Мимо проходили коммивояжеры, британские офицеры и военные инженеры, персидские торговцы… Трех красавиц Пронин заметил сразу, издалека. И немедленно бросился к ним навстречу. Один за другим вручил всем троим по букету, перецеловал ручки. Всех одарил своими визитными карточками.
– О, вы из Советского Союза! – обрадовалась Эва Карл, мать двух красавиц. – Это замечательно. В наше время если и можно кому-то доверять, то только советским чиновникам. Вот иранцы обещали нас встретить, а что-то их не видно.
– Опаздывают, как всегда, – сказала старшая сестра, Арзу. – Как будто ты забыла восточные манеры?
Пронину сразу понравилась младшенькая. Сурия смотрела на него смиренно и лукаво. Василич виртуозно отсек из от толпы и вывел на свободное пространство. Там можно было поговорить.
– Я предлагаю вам интересную автомобильную поездку до Тегерана. Ведь вы давненько не были в Иране. Там вам уже приготовлены покои в шахском дворце… А пока предлагаю немного отдохнуть с дороги в местном ресторане.
– С вашей стороны это очень любезно. Предложение принимается, – улыбнулась маменька. Арзу немного надула губки, а Сурия улыбнулась.
– Как вас зовут? – переспросила Эва.
– Пронин. Иван Николаевич Пронин.
Своим багажом они абсолютно не интересовались. По старой вельможной привычке не сомневались, что слуги всё доставят, куда надо. Пронин очаровал их шампанским и велеречивыми тостами. Понравился им и пышный, свежайший торт с цукатами, который так хорошо было запивать холодным брютом «Клико».
В Тегеран они отправились так: в первом авто – Пронин и Эва, во втором – Арзу и Сурия. После ресторана обе они непрестанно хихикали и подшучивали друг над дружкой, как дети.

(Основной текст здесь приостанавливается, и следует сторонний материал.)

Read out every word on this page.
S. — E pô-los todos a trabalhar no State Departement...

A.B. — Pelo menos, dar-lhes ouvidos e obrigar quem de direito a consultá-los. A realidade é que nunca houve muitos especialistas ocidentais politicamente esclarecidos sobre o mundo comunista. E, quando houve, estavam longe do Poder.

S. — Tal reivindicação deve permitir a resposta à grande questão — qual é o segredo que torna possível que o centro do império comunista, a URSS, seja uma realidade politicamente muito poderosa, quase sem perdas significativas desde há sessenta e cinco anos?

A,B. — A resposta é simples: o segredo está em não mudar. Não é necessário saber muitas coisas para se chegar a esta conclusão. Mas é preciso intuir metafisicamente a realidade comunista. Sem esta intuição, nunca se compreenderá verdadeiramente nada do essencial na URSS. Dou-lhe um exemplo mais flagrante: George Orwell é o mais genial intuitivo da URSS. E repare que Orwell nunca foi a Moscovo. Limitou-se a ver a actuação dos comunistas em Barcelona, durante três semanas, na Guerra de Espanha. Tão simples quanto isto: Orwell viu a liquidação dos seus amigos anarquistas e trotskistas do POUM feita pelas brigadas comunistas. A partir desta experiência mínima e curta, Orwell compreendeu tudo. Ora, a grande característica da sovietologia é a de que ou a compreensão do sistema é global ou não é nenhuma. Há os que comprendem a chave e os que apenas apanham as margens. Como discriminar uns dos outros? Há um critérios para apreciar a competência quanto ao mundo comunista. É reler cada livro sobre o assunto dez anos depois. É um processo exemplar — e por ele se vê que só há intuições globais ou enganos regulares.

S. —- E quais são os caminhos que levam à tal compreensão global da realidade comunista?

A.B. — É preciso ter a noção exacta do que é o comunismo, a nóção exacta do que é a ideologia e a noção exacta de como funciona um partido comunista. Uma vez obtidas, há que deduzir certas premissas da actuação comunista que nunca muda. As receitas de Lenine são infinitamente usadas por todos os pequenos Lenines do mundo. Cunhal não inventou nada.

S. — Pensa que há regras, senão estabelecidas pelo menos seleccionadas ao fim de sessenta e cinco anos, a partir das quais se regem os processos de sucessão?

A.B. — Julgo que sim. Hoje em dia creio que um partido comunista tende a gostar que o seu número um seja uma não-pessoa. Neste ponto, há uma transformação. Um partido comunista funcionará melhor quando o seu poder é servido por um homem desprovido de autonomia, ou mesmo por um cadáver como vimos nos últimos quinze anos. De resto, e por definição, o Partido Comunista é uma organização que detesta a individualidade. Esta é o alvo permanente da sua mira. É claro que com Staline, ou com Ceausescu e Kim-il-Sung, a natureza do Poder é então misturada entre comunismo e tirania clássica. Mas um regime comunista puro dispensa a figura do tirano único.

– Вот, вернулись дети на родину. На родину своего отца, – сказала Эва Пронину вполне доверительно. – Возможно, найдут здесь свою судьбу… А моя настоящая родина даже не Германия, а Россия. И здесь я задержусь ненадолго. Может быть, на неделю. Осмотрюсь. Мне нужно убедиться, что моих дочерей здесь принимают достойно. А потом у меня дела в Латинской Америке. Так что мне предстоит долгое плавание…
– Искренне желаю вам благополучного и счастливого морского пути…
– Я опытная путешественница, за меня не волнуйтесь. А вот за Арзу и Сорайю… Вы производите впечатление надежного человека. И вообще я люблю русских… Прошу вас, возьмите их под своё покровительство! Прямо с сегодняшнего дня. Почаще посещайте их во дворце. С вашим положением вы будете туда вхожи. И поглядите, чтобы их не обижали… Хорошо?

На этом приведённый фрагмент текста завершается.